Employee awarded $1.59 million in wrongful termination case

A national oil and gas company was ordered to pay over $1.5 million in compensation after it was ruled that its Board of Directors had wrongfully terminated an executive’s contract.

Central Petroleum was forced to compensate a former employee after being found to have failed to comply with the employment agreement.

The row began between Central Petroleum and the employee, Heugh, after Heugh’s duty of negotiating farmout agreements was assigned to another employee, Shortt. 
Shortly after, Heugh sent Shortt two letters questioning Shortt’s professional capabilities and pressuring Shortt to reject the Central Petroleum Board’s proposal that he take on the additional responsibilities.

Consequently, the Board wrote to Heugh to notify him that his attempts to intervene with their decision placed unacceptable pressure on his colleague, and thus he had breached both his employment contract and Central Petroleum’s Code of Conduct.

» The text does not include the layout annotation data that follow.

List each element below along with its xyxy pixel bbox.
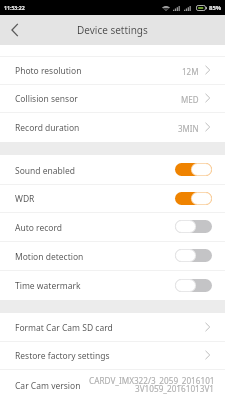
staticText: Restore factory settings (15, 350, 110, 362)
button[interactable]: Toggle off (175, 220, 212, 233)
button[interactable]: Back (0, 15, 30, 45)
staticText: 3V1059_20161013V1 (135, 383, 215, 394)
staticText: Record duration (15, 122, 80, 134)
staticText: Motion detection (15, 251, 84, 263)
button[interactable]: Format Car Cam SD card (0, 313, 225, 341)
button[interactable]: Motion detection (0, 241, 225, 270)
staticText: WDR (15, 193, 35, 205)
staticText: Time watermark (15, 280, 81, 292)
staticText: MED (181, 94, 199, 105)
button[interactable]: Toggle off (175, 249, 212, 262)
button[interactable]: Record duration (0, 112, 225, 142)
button[interactable]: Toggle on (175, 192, 212, 205)
button[interactable]: Toggle off (175, 279, 212, 292)
staticText: Auto record (15, 222, 63, 234)
staticText: Car Cam version (15, 380, 81, 392)
staticText: 12M (182, 66, 199, 77)
staticText: Sound enabled (15, 165, 76, 177)
staticText: Format Car Cam SD card (15, 322, 113, 334)
button[interactable]: Collision sensor (0, 84, 225, 112)
button[interactable]: Photo resolution (0, 56, 225, 84)
staticText: Device settings (77, 23, 148, 37)
staticText: 3MIN (178, 123, 199, 134)
button[interactable]: Toggle on (175, 163, 212, 176)
button[interactable]: Time watermark (0, 270, 225, 300)
staticText: CARDV_IMX322/3_2059_2016101 (89, 375, 215, 386)
button[interactable]: WDR (0, 184, 225, 212)
button[interactable]: Sound enabled (0, 155, 225, 184)
staticText: 85% (209, 4, 222, 12)
button[interactable]: Restore factory settings (0, 341, 225, 369)
staticText: 11:53:22 (4, 4, 25, 11)
staticText: Photo resolution (15, 65, 82, 77)
staticText: Collision sensor (15, 93, 78, 105)
button[interactable]: Auto record (0, 212, 225, 241)
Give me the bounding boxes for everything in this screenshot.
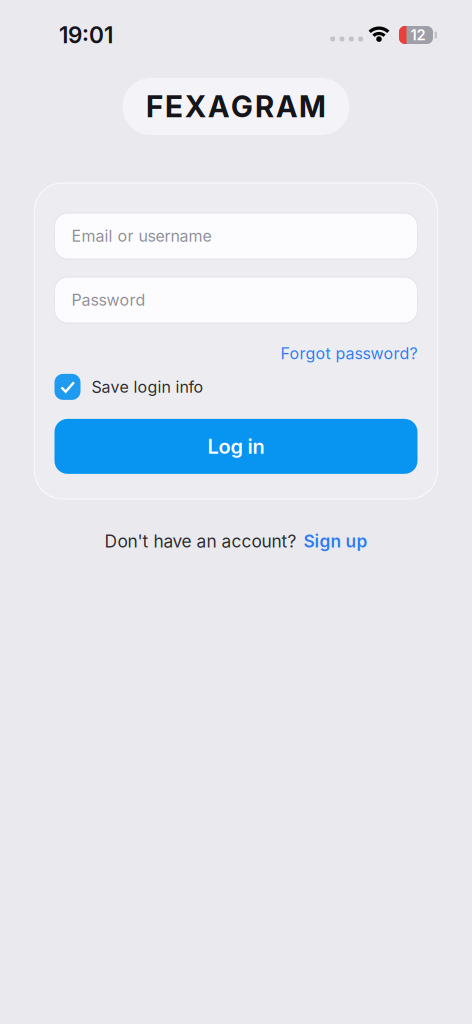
staticText: Sign up: [304, 531, 368, 551]
button[interactable]: Forgot password?: [280, 344, 418, 363]
staticText: 12: [410, 26, 426, 44]
staticText: Log in: [208, 435, 264, 458]
staticText: Forgot password?: [280, 344, 418, 363]
staticText: 19:01: [59, 22, 113, 48]
button[interactable]: Sign up: [304, 531, 368, 551]
staticText: Password: [72, 291, 146, 310]
staticText: Email or username: [72, 227, 212, 246]
staticText: Save login info: [92, 377, 204, 396]
staticText: F E X A G R A M: [146, 89, 326, 124]
staticText: Don't have an account?: [104, 531, 296, 551]
button[interactable]: Log in: [54, 419, 418, 474]
button[interactable]: Save login info: [54, 374, 204, 400]
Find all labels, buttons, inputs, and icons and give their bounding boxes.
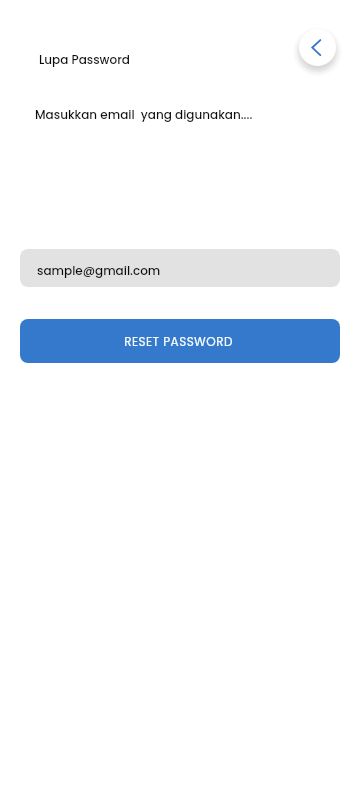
staticText: sample@gmail.com xyxy=(37,262,161,279)
button[interactable]: RESET PASSWORD xyxy=(20,319,340,363)
staticText: RESET PASSWORD xyxy=(124,333,233,350)
staticText: Lupa Password xyxy=(39,51,130,68)
staticText: Masukkan email yang digunakan.... xyxy=(35,106,253,123)
button[interactable]: sample@gmail.com xyxy=(20,249,340,287)
button[interactable]: Back xyxy=(299,29,336,66)
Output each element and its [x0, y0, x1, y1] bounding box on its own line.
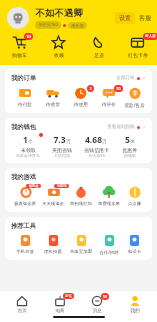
- staticText: 免费领水果: [95, 201, 123, 207]
- staticText: 充电宝加盟: [67, 249, 95, 255]
- staticText: 消息: [92, 308, 102, 314]
- staticText: 我的游戏: [11, 173, 36, 181]
- staticText: 设置: [119, 14, 131, 22]
- staticText: 省钱信用卡: [84, 147, 109, 153]
- staticText: 我的: [130, 308, 140, 314]
- button[interactable]: 7.3: [45, 134, 79, 158]
- staticText: 张: [130, 139, 135, 145]
- button[interactable]: 电话卡: [123, 234, 146, 255]
- staticText: 优惠券: [122, 147, 137, 153]
- button[interactable]: 点点赚: [123, 185, 146, 207]
- button[interactable]: 设置: [115, 12, 135, 24]
- staticText: 50: [116, 86, 121, 91]
- staticText: 大约可得: [54, 153, 70, 158]
- staticText: 个: [28, 139, 33, 145]
- staticText: 我的钱包: [11, 123, 36, 131]
- button[interactable]: 5: [113, 134, 146, 158]
- staticText: 客服: [139, 14, 151, 22]
- staticText: 我的订单: [11, 74, 36, 82]
- staticText: 1: [23, 134, 28, 146]
- staticText: 万: [66, 139, 71, 145]
- staticText: 万: [102, 139, 107, 145]
- staticText: 推荐工具: [11, 222, 36, 230]
- button[interactable]: 我的: [119, 295, 151, 314]
- button[interactable]: 50: [95, 86, 123, 108]
- staticText: 首页: [17, 308, 27, 314]
- staticText: 10: [26, 34, 31, 39]
- staticText: 待收货: [46, 102, 60, 108]
- button[interactable]: 手机充值: [11, 234, 39, 255]
- staticText: 领现金: [28, 184, 39, 188]
- staticText: 5: [125, 134, 130, 146]
- staticText: 合作/招聘: [95, 249, 123, 255]
- button[interactable]: 首页: [6, 295, 38, 314]
- button[interactable]: 退款/售后: [123, 86, 146, 108]
- staticText: 不如不遇卿: [35, 7, 83, 19]
- staticText: 团长招募: [39, 249, 67, 255]
- button[interactable]: 4.68: [79, 134, 113, 158]
- staticText: 可提现: [56, 184, 67, 188]
- staticText: 购物车: [12, 52, 27, 58]
- button[interactable]: 团长招募: [39, 234, 67, 255]
- staticText: 天天减¥8: [88, 153, 105, 158]
- staticText: 美团省钱: [52, 147, 72, 153]
- staticText: 7.3: [53, 134, 66, 146]
- staticText: 待评价: [102, 102, 116, 108]
- staticText: 新人券: [145, 34, 156, 39]
- button[interactable]: 领现金: [11, 185, 39, 207]
- staticText: 收藏: [54, 52, 64, 58]
- button[interactable]: 签到领红包: [67, 185, 95, 207]
- staticText: 点点赚: [123, 201, 146, 207]
- staticText: 无本金还首礼: [16, 153, 40, 158]
- staticText: 待付款: [18, 102, 32, 108]
- staticText: 99: [103, 294, 107, 299]
- staticText: 手机充值: [11, 249, 39, 255]
- button[interactable]: 我的订单: [11, 74, 146, 82]
- button[interactable]: Avatar: [7, 7, 29, 29]
- button[interactable]: 可提现: [39, 185, 67, 207]
- button[interactable]: 合作/招聘: [95, 234, 123, 255]
- staticText: 全部订单: [116, 75, 135, 81]
- button[interactable]: 充电宝加盟: [67, 234, 95, 255]
- button[interactable]: 不如不遇卿: [35, 7, 115, 29]
- staticText: 信任分760: [38, 22, 58, 28]
- button[interactable]: 收藏: [39, 33, 78, 60]
- button[interactable]: 百亿: [44, 295, 76, 314]
- staticText: 3: [89, 86, 92, 91]
- staticText: 待领取: [124, 153, 136, 158]
- staticText: 百亿: [65, 294, 72, 298]
- staticText: 签到领红包: [67, 201, 95, 207]
- button[interactable]: 新人券: [118, 33, 157, 60]
- staticText: 天天领现金: [39, 201, 67, 207]
- button[interactable]: 客服: [138, 13, 152, 23]
- button[interactable]: 1: [11, 134, 45, 158]
- staticText: 电商: [55, 308, 65, 314]
- staticText: 极速现金赛: [11, 201, 39, 207]
- button[interactable]: 10: [0, 33, 39, 60]
- staticText: 4.68: [85, 134, 102, 146]
- staticText: 退款/售后: [124, 102, 145, 108]
- staticText: 红包卡券: [128, 52, 148, 58]
- button[interactable]: 待付款: [11, 86, 39, 108]
- staticText: 待使用: [74, 102, 88, 108]
- button[interactable]: 足迹: [79, 33, 118, 60]
- button[interactable]: 免费领水果: [95, 185, 123, 207]
- staticText: 成长值: [71, 23, 84, 28]
- button[interactable]: 3: [67, 86, 95, 108]
- staticText: 电话卡: [123, 249, 146, 255]
- button[interactable]: 待收货: [39, 86, 67, 108]
- staticText: 查看返利到账: [107, 124, 135, 130]
- button[interactable]: 我的钱包: [11, 123, 146, 131]
- button[interactable]: 99: [81, 295, 113, 314]
- staticText: 未领取: [21, 147, 36, 153]
- staticText: 足迹: [94, 52, 104, 58]
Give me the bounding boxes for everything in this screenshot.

The Board offered Heugh the opportunity to rectify his breaches within 14 days, providing Heugh with instructions as to how he should do so. Heugh complied with Central Petroleum’s requests; however, he failed to comply with their proposed form of apology to Shortt.

A month later the Board sought Heugh’s voluntary resignation, which he refused to provide, leading Central Petroleum to terminate his employment on the grounds that he had failed to remedy his breach. Heugh’s contract stated that if it was a reasonable response to misconduct, the company could terminate his employment.

In the trial, the Board claimed that Heugh’s failure to accept their suggested method of apology to Shortt was a sufficient reason to terminate his employment. Heugh claimed that he had in fact remedied the breaches which were alleged to be the reasons for his termination.

Justice Le Miere ruled that Heugh had complied with the demand that he should rectify his misconduct. The judge also ruled that the apology suggested by the Board was ‘grovelling’, stating that it was unreasonable to expect Heugh to demean himself.

The judge found Central to have unfairly dismissed Heugh, granting him $1.59m in compensation from Central Petroleum.

“This is a good example as to why employers should take care when drafting their senior executive contracts and ensure that when they terminate – they do so strictly in accordance with the termination provisions of the contract,” said Athena Koelmeyer, managing director of Workplace Law. “Sometimes employers fall into the habit of rolling out the same old contract they have had sitting around for every new employee without considering whether the form is out of date, whether it contains essential terms for the employment relationship or whether it actually says what they need it to say about the role.” 

The consequences of the case emphasise the importance of precision in executive contracts. Employers should be vigilant in contractual wording; contractual definitions of ‘gross’ or ‘serious’ misconduct may vary from common law definitions.

“If employers do find that they have a contract like Heugh’s that possibly doesn’t give them the wide range of termination options they are looking for, it would be appropriate to obtain some legal advice about how to best terminate the contract based on the clauses you have,” Koelmeyer told HC. “As the Court pointed out in this case, there were options there for the Company, but they simply didn’t pursue them correctly.”